Et, douloureuse, elle allait ainsi se torturant sans arriver à une conclusion pratique, et ce long martyre qu'elle ne cessait d'évoquer la faisait souffrir et changer effroyablement. Il eût fallu lui faire subir l'exérèse: arracher son cœur, nuisible au calme de sa vie.

Un soir, Magda et Philippe convinrent d'aller entendre le lendemain, seuls dans la loge de mademoiselle de Presles, un opéra nouveau qu'ils avaient jusque-là écouté distraitement. Ils aimaient ces recherches de sensations artistiques: rester silencieux au fond de la loge, lui, étendu sur l'étroit canapé du salon, elle, assise sur un fauteuil auprès de lui.

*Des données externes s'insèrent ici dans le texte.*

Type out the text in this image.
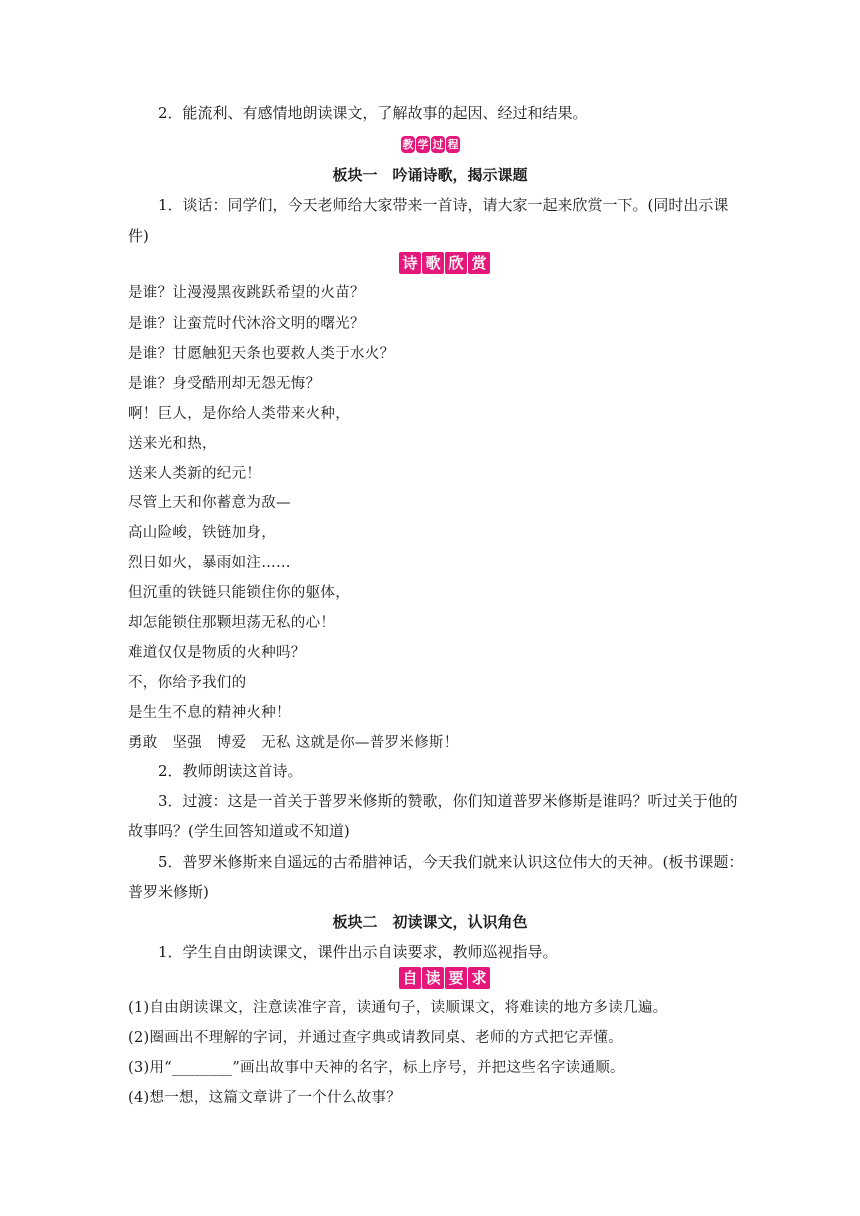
2．能流利、有感情地朗读课文，了解故事的起因、经过和结果。
教 学 过 程
板块一　吟诵诗歌，揭示课题
1．谈话：同学们，今天老师给大家带来一首诗，请大家一起来欣赏一下。(同时出示课
件)
诗 歌 欣 赏
是谁？让漫漫黑夜跳跃希望的火苗？
是谁？让蛮荒时代沐浴文明的曙光？
是谁？甘愿触犯天条也要救人类于水火？
是谁？身受酷刑却无怨无悔？
啊！巨人，是你给人类带来火种，
送来光和热，
送来人类新的纪元！
尽管上天和你蓄意为敌—
高山险峻，铁链加身，
烈日如火，暴雨如注……
但沉重的铁链只能锁住你的躯体，
却怎能锁住那颗坦荡无私的心！
难道仅仅是物质的火种吗？
不，你给予我们的
是生生不息的精神火种！
勇敢　坚强　博爱　无私 这就是你—普罗米修斯！
2．教师朗读这首诗。
3．过渡：这是一首关于普罗米修斯的赞歌，你们知道普罗米修斯是谁吗？听过关于他的
故事吗？(学生回答知道或不知道)
5．普罗米修斯来自遥远的古希腊神话，今天我们就来认识这位伟大的天神。(板书课题：
普罗米修斯)
板块二　初读课文，认识角色
1．学生自由朗读课文，课件出示自读要求，教师巡视指导。
自 读 要 求
(1)自由朗读课文，注意读准字音，读通句子，读顺课文，将难读的地方多读几遍。
(2)圈画出不理解的字词，并通过查字典或请教同桌、老师的方式把它弄懂。
(3)用“________”画出故事中天神的名字，标上序号，并把这些名字读通顺。
(4)想一想，这篇文章讲了一个什么故事？
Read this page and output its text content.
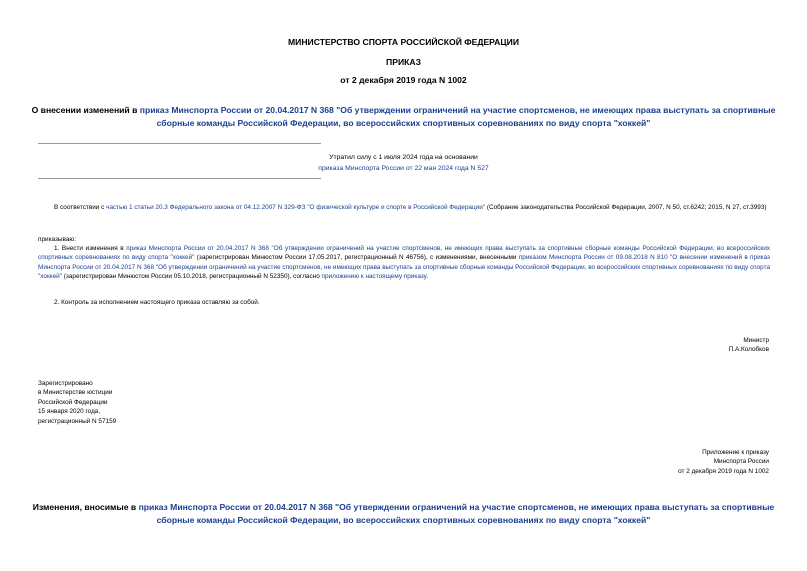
МИНИСТЕРСТВО СПОРТА РОССИЙСКОЙ ФЕДЕРАЦИИ
ПРИКАЗ
от 2 декабря 2019 года N 1002
О внесении изменений в приказ Минспорта России от 20.04.2017 N 368 "Об утверждении ограничений на участие спортсменов, не имеющих права выступать за спортивные сборные команды Российской Федерации, во всероссийских спортивных соревнованиях по виду спорта "хоккей"
Утратил силу с 1 июля 2024 года на основании
приказа Минспорта России от 22 мая 2024 года N 527
В соответствии с частью 1 статьи 20.3 Федерального закона от 04.12.2007 N 329-ФЗ "О физической культуре и спорте в Российской Федерации" (Собрание законодательства Российской Федерации, 2007, N 50, ст.6242; 2015, N 27, ст.3993)
приказываю:
1. Внести изменения в приказ Минспорта России от 20.04.2017 N 368 "Об утверждении ограничений на участие спортсменов, не имеющих права выступать за спортивные сборные команды Российской Федерации, во всероссийских спортивных соревнованиях по виду спорта "хоккей" (зарегистрирован Минюстом России 17.05.2017, регистрационный N 46756), с изменениями, внесенными приказом Минспорта России от 09.08.2018 N 810 "О внесении изменений в приказ Минспорта России от 20.04.2017 N 368 "Об утверждении ограничений на участие спортсменов, не имеющих права выступать за спортивные сборные команды Российской Федерации, во всероссийских спортивных соревнованиях по виду спорта "хоккей" (зарегистрирован Минюстом России 05.10.2018, регистрационный N 52350), согласно приложению к настоящему приказу.
2. Контроль за исполнением настоящего приказа оставляю за собой.
Министр
П.А.Колобков
Зарегистрировано
в Министерстве юстиции
Российской Федерации
15 января 2020 года,
регистрационный N 57159
Приложение к приказу
Минспорта России
от 2 декабря 2019 года N 1002
Изменения, вносимые в приказ Минспорта России от 20.04.2017 N 368 "Об утверждении ограничений на участие спортсменов, не имеющих права выступать за спортивные сборные команды Российской Федерации, во всероссийских спортивных соревнованиях по виду спорта "хоккей"
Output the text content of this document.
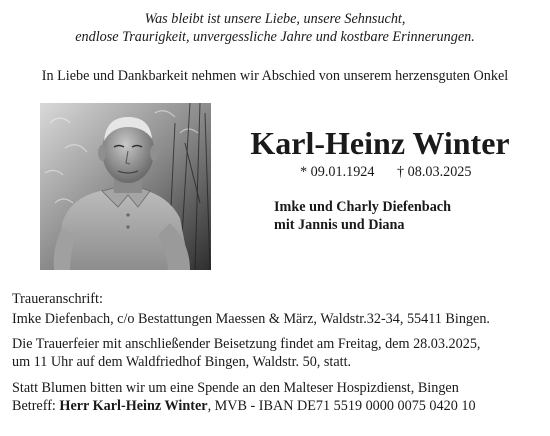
Was bleibt ist unsere Liebe, unsere Sehnsucht,
endlose Traurigkeit, unvergessliche Jahre und kostbare Erinnerungen.
In Liebe und Dankbarkeit nehmen wir Abschied von unserem herzensguten Onkel
Karl-Heinz Winter
* 09.01.1924 † 08.03.2025
Imke und Charly Diefenbach
mit Jannis und Diana
Traueranschrift:
Imke Diefenbach, c/o Bestattungen Maessen & März, Waldstr.32-34, 55411 Bingen.
Die Trauerfeier mit anschließender Beisetzung findet am Freitag, dem 28.03.2025,
um 11 Uhr auf dem Waldfriedhof Bingen, Waldstr. 50, statt.
Statt Blumen bitten wir um eine Spende an den Malteser Hospizdienst, Bingen
Betreff: Herr Karl-Heinz Winter, MVB - IBAN DE71 5519 0000 0075 0420 10
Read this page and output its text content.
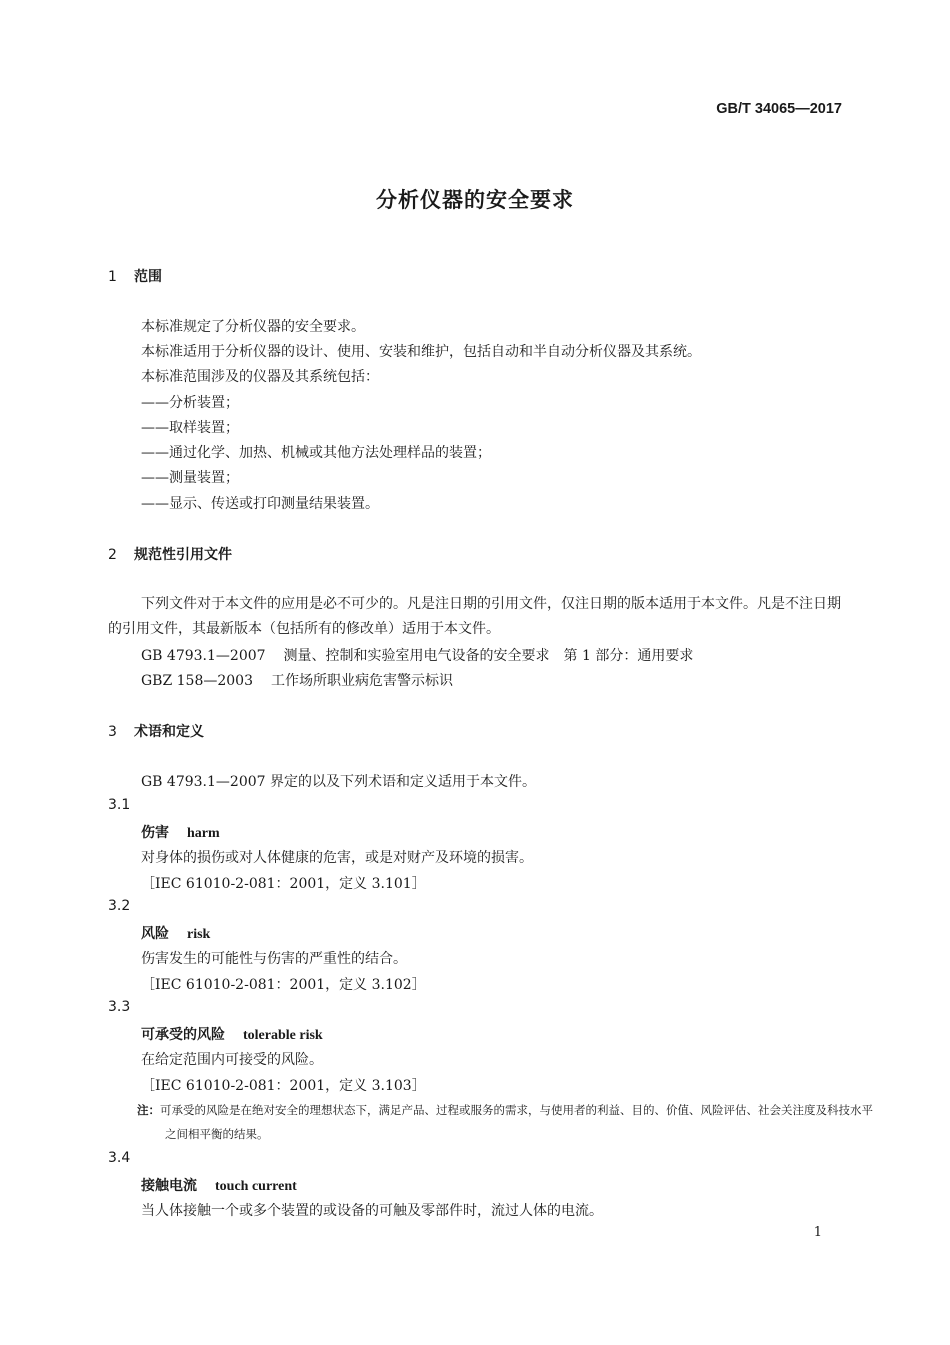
GB/T 34065—2017
分析仪器的安全要求
1 范围
本标准规定了分析仪器的安全要求。
本标准适用于分析仪器的设计、使用、安装和维护，包括自动和半自动分析仪器及其系统。
本标准范围涉及的仪器及其系统包括：
——分析装置；
——取样装置；
——通过化学、加热、机械或其他方法处理样品的装置；
——测量装置；
——显示、传送或打印测量结果装置。
2 规范性引用文件
下列文件对于本文件的应用是必不可少的。凡是注日期的引用文件，仅注日期的版本适用于本文件。凡是不注日期的引用文件，其最新版本（包括所有的修改单）适用于本文件。
GB 4793.1—2007 测量、控制和实验室用电气设备的安全要求　第 1 部分：通用要求
GBZ 158—2003 工作场所职业病危害警示标识
3 术语和定义
GB 4793.1—2007 界定的以及下列术语和定义适用于本文件。
3.1
伤害 harm
对身体的损伤或对人体健康的危害，或是对财产及环境的损害。
［IEC 61010-2-081：2001，定义 3.101］
3.2
风险 risk
伤害发生的可能性与伤害的严重性的结合。
［IEC 61010-2-081：2001，定义 3.102］
3.3
可承受的风险 tolerable risk
在给定范围内可接受的风险。
［IEC 61010-2-081：2001，定义 3.103］
注：可承受的风险是在绝对安全的理想状态下，满足产品、过程或服务的需求，与使用者的利益、目的、价值、风险评估、社会关注度及科技水平之间相平衡的结果。
3.4
接触电流 touch current
当人体接触一个或多个装置的或设备的可触及零部件时，流过人体的电流。
1
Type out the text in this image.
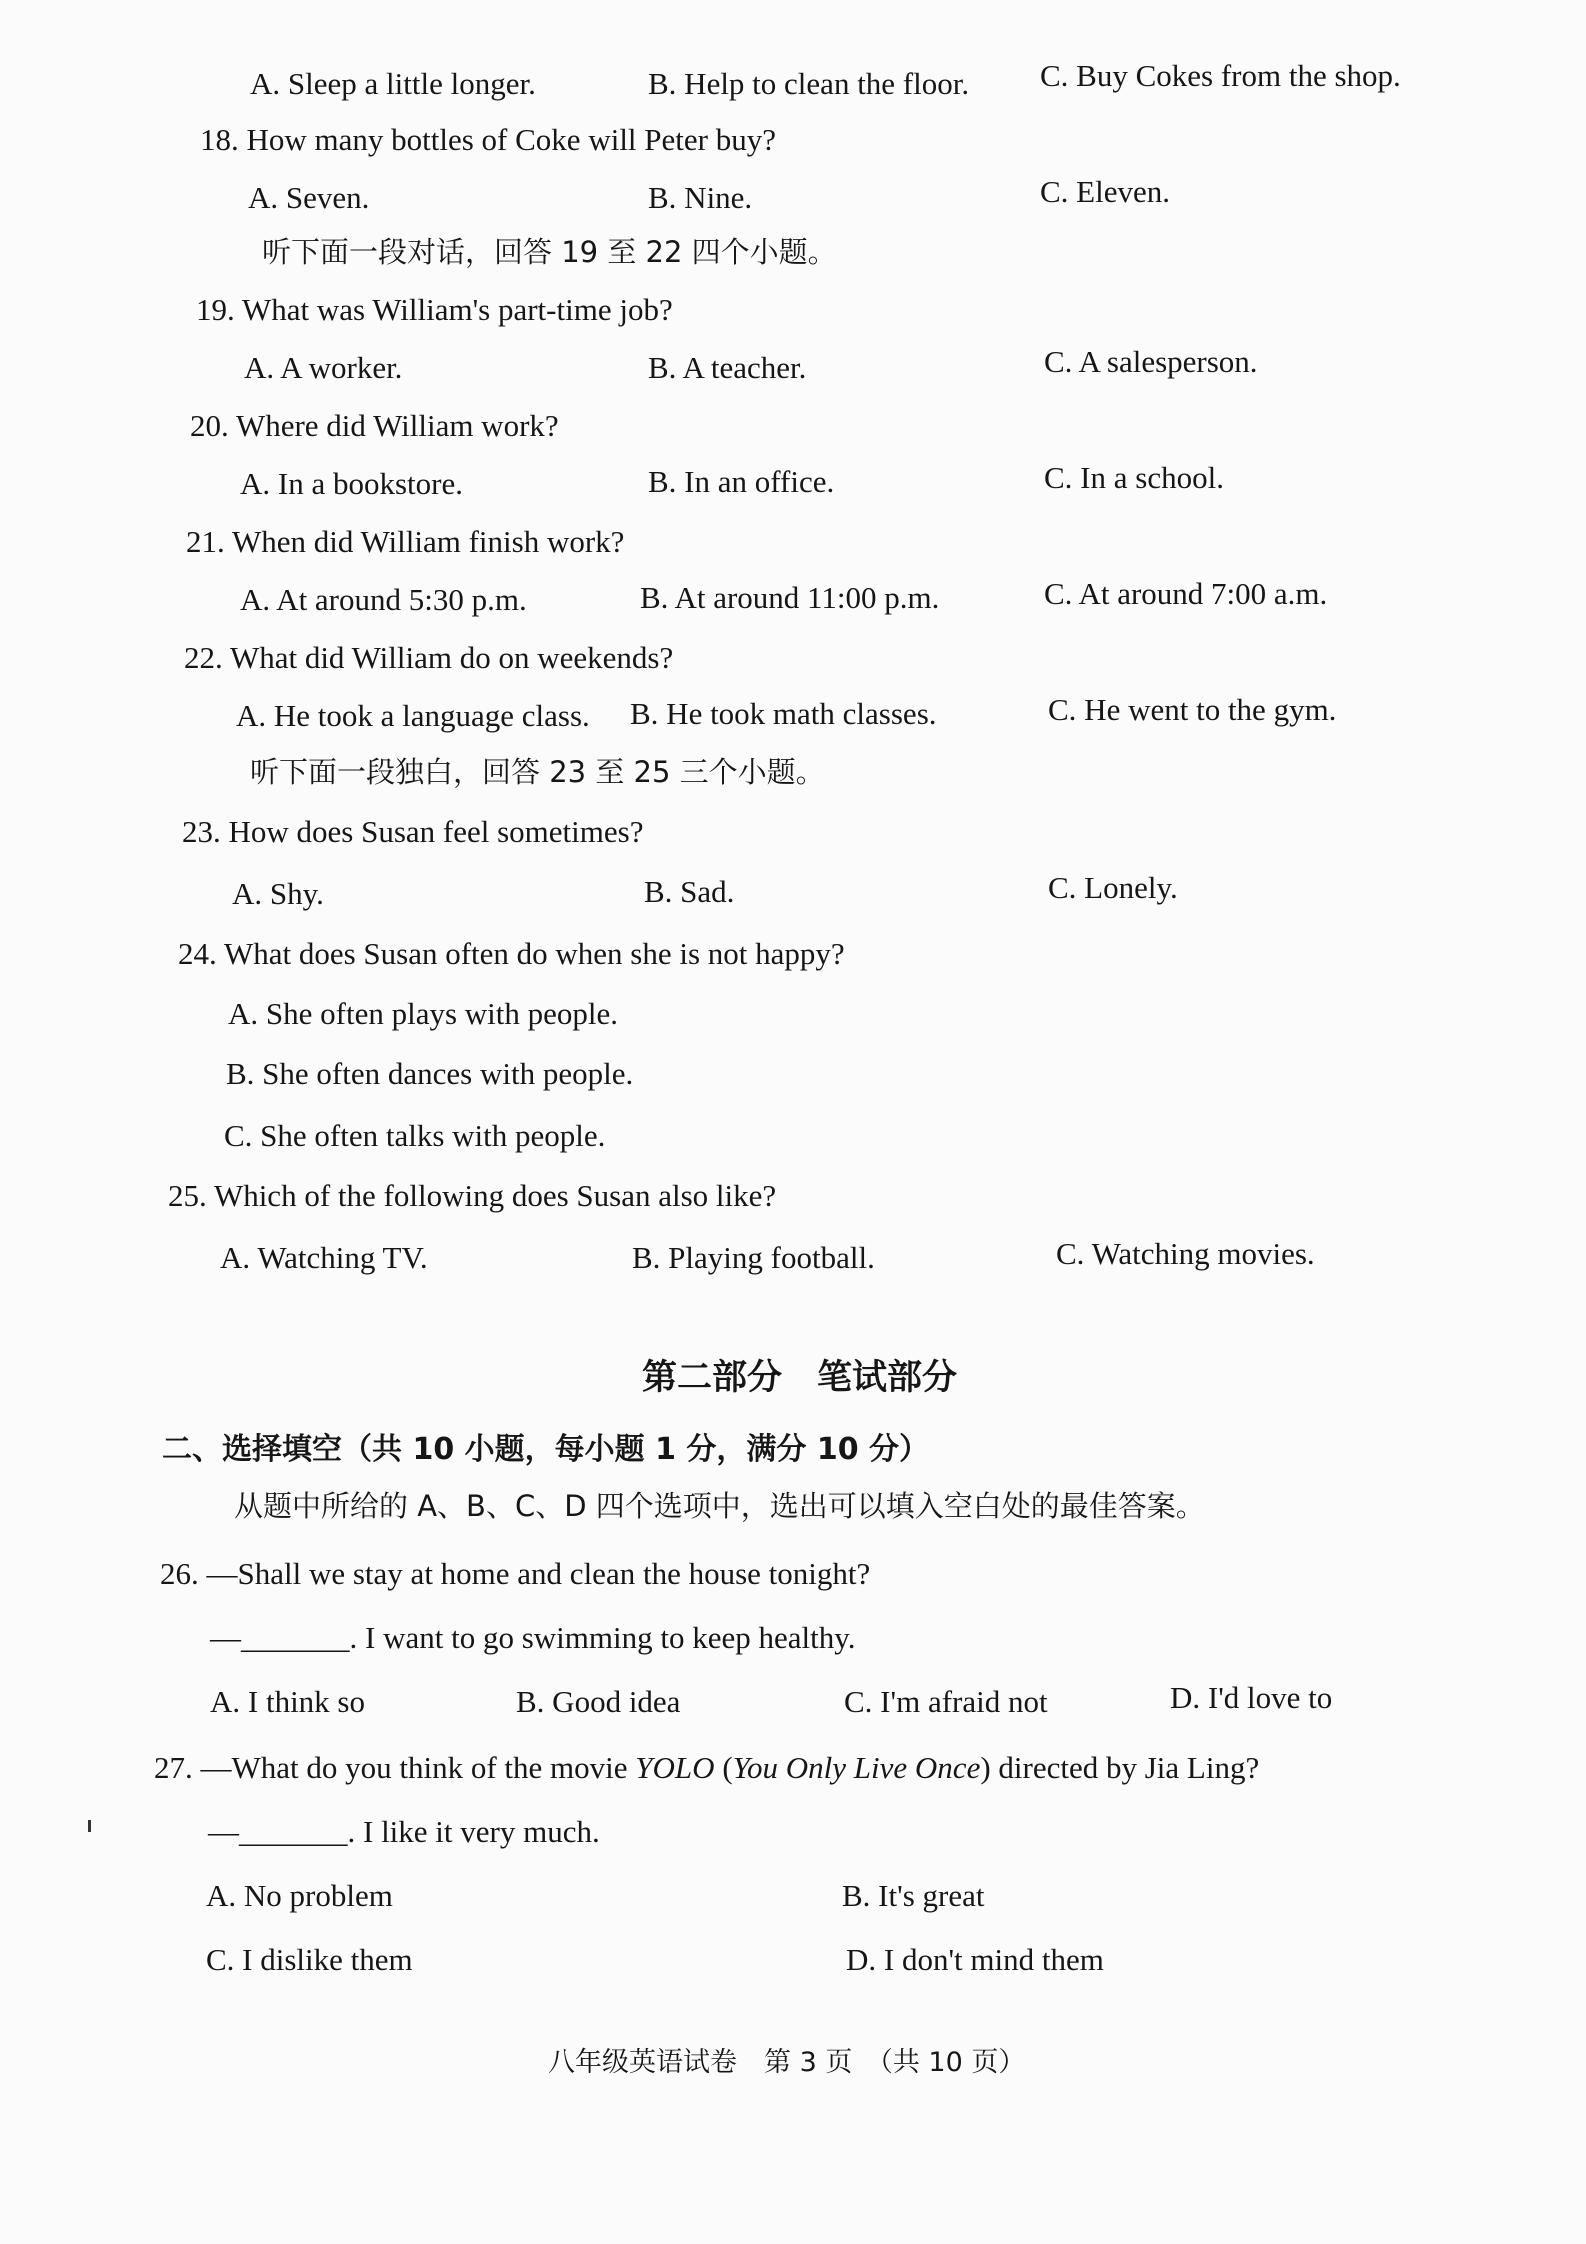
A. Sleep a little longer.	B. Help to clean the floor. C. Buy Cokes from the shop.
18. How many bottles of Coke will Peter buy?
A. Seven.	B. Nine.	C. Eleven.
听下面一段对话，回答 19 至 22 四个小题。
19. What was William's part-time job?
A. A worker.	B. A teacher.	C. A salesperson.
20. Where did William work?
A. In a bookstore.	B. In an office.	C. In a school.
21. When did William finish work?
A. At around 5:30 p.m.	B. At around 11:00 p.m.	C. At around 7:00 a.m.
22. What did William do on weekends?
A. He took a language class. B. He took math classes.	C. He went to the gym.
听下面一段独白，回答 23 至 25 三个小题。
23. How does Susan feel sometimes?
A. Shy.	B. Sad.	C. Lonely.
24. What does Susan often do when she is not happy?
A. She often plays with people.
B. She often dances with people.
C. She often talks with people.
25. Which of the following does Susan also like?
A. Watching TV.	B. Playing football.	C. Watching movies.
第二部分　笔试部分
二、选择填空（共 10 小题，每小题 1 分，满分 10 分）
从题中所给的 A、B、C、D 四个选项中，选出可以填入空白处的最佳答案。
26. —Shall we stay at home and clean the house tonight?
—_______. I want to go swimming to keep healthy.
A. I think so	B. Good idea	C. I'm afraid not	D. I'd love to
27. —What do you think of the movie YOLO (You Only Live Once) directed by Jia Ling?
—_______. I like it very much.
A. No problem	B. It's great
C. I dislike them	D. I don't mind them
八年级英语试卷　第 3 页　（共 10 页）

Madame Mirbel arriva de bonne heure à l'Opéra, afin de ne rencontrer personne de ses relations sous le portique ou dans l'escalier. Elle espérait trouver Philippe déjà installé dans la loge. Dissimulée par le rideau de séparation, lentement elle se dévêtit de sa pelisse. Le premier acte s'acheva sans que Philippe parût. Inquiète, angoissée, la pauvre femme n'entendit pas une note du second acte, les yeux fixés sur la porte qu'elle s'attendait toujours à voir ouvrir; mais, l'acte fini, Philippe ne vint pas.

Les pensées les plus navrantes hantèrent alors le cerveau de Magda, puis, dans un ressaut brusque lui étreignant le cœur, elle supposa qu'il avait oublié leur rendez-vous ou préféré quelque partie de plaisir avec des amis. Ainsi, même leurs rencontres pour les seules jouissances de l'esprit lui échappaient...

Les actes, les entr'actes se passèrent sans que Philippe entrât. Désemparée, lasse à crier, Magdeleine ne voyait, n'entendait plus rien; un vide douloureux se faisait en son cerveau; elle avait à peine conscience du lieu où elle était.